Since advisory boards are not engaged with governance, you can focus the work and input of those advisors much more narrowly to their expertise.
There is more flexibility on the time and level of engagement the advisor can offer and you can reach out to specific advisors individually as needed. Remuneration should reflect the advisor’s level of engagement.
Compensate advisory members appropriately
It is a good idea to compensate your advisors, either with cash stipends or stock awards. In addition to aligning incentives and recognizing that expert time is valuable, compensation will make you more disciplined about the caliber of advice and support you are seeking and getting.
Equity grants are a very cash-effective way for ventures to gain credibility within the market by enlisting decision-makers to support their efforts.

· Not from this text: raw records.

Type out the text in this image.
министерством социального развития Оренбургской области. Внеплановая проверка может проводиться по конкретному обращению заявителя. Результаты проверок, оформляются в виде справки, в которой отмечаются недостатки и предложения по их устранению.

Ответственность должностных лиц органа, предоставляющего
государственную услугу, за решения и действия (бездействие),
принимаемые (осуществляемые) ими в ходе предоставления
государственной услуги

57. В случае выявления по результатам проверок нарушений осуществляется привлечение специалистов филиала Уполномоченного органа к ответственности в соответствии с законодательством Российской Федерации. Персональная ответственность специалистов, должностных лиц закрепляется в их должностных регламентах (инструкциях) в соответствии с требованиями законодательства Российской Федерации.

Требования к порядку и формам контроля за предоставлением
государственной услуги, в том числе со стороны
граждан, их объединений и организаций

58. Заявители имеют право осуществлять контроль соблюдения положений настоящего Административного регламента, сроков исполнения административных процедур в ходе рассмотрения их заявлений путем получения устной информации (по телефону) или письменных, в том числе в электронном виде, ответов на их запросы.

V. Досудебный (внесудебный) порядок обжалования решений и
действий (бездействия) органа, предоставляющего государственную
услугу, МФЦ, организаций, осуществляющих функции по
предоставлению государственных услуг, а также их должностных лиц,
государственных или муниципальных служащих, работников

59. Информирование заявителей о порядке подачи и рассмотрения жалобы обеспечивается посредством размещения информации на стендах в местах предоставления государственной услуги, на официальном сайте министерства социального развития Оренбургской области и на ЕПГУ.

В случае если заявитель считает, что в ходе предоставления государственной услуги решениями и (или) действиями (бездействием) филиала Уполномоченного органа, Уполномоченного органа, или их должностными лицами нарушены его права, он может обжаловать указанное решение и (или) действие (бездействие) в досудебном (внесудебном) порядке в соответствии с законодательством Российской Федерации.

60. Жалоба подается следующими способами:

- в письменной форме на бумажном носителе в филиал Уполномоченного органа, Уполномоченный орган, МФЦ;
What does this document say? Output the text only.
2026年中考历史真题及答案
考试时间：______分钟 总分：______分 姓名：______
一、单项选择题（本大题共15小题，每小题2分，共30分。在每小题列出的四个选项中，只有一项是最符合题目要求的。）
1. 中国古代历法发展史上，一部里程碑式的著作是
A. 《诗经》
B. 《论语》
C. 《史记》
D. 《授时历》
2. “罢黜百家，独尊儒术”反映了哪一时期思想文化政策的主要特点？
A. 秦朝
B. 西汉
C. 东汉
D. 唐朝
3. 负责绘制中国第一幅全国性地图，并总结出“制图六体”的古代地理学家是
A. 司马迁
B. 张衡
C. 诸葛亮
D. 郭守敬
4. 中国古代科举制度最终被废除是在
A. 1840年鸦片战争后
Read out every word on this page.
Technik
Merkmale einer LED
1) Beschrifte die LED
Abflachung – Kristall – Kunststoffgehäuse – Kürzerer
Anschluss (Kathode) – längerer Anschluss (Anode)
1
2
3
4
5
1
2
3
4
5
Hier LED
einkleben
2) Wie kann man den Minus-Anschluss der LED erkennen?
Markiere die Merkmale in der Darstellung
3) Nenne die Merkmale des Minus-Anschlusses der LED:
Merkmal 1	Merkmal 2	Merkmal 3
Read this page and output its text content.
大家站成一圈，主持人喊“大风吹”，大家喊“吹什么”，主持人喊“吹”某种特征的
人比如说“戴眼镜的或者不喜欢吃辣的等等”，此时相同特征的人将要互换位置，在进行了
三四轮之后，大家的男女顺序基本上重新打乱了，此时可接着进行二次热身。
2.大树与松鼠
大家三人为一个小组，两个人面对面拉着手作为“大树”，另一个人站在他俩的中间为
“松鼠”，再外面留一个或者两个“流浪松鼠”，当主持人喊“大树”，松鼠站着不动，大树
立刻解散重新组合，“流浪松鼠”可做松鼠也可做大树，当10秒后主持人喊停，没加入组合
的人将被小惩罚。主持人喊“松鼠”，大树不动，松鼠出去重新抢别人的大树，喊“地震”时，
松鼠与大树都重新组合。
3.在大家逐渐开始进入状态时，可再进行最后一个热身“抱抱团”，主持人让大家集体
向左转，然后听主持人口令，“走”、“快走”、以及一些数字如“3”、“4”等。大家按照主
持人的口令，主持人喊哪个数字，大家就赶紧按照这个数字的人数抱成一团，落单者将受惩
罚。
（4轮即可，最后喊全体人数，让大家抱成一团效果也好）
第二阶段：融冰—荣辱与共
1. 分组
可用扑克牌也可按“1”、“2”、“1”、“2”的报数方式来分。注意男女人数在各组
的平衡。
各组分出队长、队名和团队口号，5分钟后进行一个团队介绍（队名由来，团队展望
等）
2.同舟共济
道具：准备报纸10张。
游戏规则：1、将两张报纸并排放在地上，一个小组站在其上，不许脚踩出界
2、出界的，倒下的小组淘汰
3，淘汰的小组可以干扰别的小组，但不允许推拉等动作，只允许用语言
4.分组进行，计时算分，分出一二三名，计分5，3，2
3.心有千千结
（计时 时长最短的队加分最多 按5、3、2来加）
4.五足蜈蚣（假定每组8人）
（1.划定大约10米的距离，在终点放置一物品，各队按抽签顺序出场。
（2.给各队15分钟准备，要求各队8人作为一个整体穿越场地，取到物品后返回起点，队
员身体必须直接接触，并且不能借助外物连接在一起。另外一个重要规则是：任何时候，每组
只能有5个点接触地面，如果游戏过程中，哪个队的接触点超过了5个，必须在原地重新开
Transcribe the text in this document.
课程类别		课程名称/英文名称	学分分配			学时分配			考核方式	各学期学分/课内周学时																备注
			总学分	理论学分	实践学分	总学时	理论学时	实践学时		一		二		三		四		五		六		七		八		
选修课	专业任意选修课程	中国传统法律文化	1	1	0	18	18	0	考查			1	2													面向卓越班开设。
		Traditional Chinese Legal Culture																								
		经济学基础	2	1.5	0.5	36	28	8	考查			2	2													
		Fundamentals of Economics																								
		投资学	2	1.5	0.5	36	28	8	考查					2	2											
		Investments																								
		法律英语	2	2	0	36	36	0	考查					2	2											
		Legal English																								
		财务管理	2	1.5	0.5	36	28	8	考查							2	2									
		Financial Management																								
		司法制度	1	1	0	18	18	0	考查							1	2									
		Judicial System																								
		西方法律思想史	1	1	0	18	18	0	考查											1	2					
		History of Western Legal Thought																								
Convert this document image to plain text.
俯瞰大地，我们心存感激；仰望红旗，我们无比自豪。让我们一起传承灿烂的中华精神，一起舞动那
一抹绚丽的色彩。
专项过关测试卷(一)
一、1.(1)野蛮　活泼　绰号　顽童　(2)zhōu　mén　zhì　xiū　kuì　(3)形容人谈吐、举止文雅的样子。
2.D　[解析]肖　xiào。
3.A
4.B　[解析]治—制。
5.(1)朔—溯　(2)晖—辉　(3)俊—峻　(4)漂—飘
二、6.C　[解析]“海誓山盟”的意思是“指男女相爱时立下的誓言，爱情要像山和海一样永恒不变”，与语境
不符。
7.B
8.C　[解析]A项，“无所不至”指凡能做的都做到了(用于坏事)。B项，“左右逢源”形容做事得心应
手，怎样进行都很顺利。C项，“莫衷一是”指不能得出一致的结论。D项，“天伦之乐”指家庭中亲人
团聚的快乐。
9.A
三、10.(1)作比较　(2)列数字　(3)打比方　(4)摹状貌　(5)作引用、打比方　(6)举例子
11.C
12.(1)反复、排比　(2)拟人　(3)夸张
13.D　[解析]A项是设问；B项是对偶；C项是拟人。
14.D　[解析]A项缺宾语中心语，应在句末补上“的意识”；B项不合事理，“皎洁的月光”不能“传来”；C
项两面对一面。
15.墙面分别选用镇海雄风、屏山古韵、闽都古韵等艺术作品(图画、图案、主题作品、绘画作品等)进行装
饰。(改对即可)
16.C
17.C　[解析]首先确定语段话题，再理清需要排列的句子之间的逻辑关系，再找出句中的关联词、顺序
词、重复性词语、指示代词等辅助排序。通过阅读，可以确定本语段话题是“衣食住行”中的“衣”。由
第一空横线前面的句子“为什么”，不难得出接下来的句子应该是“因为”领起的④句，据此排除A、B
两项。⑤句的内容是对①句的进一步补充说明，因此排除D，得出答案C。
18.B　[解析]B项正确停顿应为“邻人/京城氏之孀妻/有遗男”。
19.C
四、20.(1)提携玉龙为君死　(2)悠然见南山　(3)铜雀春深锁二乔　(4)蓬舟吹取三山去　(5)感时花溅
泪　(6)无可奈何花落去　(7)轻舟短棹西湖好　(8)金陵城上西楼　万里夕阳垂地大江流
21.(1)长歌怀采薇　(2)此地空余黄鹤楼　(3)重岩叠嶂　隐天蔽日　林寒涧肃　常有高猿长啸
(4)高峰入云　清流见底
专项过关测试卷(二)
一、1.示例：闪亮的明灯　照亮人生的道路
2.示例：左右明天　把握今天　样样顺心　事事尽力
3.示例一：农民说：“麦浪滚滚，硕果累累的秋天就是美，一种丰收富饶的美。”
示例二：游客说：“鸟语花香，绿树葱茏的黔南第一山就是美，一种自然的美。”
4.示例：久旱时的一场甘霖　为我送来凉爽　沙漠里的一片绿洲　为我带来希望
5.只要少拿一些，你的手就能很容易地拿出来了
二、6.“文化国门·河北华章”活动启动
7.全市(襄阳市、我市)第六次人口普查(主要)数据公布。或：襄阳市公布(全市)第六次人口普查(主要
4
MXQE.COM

In the United States, grants usually range from 0.10% to 1% depending on company stage and the level of involvement of the advisors. For example, the Founder Institute suggests in their advisor template that compensation be set at:
“As well as the quality of ‘content’ of their advice, there is a reputational benefit to Advisory Boards. Ours has very credible people, and their credibility reflects back onto us.” Rupert Baines, UltraSoc
If you choose to compensate advisors with stock, consult professional advice to create vesting schedules. For example, one common approach is straight-line with 3-month cliff, 2-year vesting with single-trigger full acceleration upon a liquidity event. Plan for a proper stock transfer and have an exit plan should your advisors want to sell their shares. Seek professional advice on potential conflicts-of-interest that might arise if your advisors work for other companies.
Have it in writing
Speak to your lawyer before establishing and engaging an advisory board; by and large, it is wise to have members sign non-disclosure agreements, draft a charter outlining advisory board responsibilities and compensation, and provide advisory board members with written indemnification. Also consider incorporating an annual review process into the agreement, such that there are ongoing occasions to review and discuss whether the relationship is productive and should continue.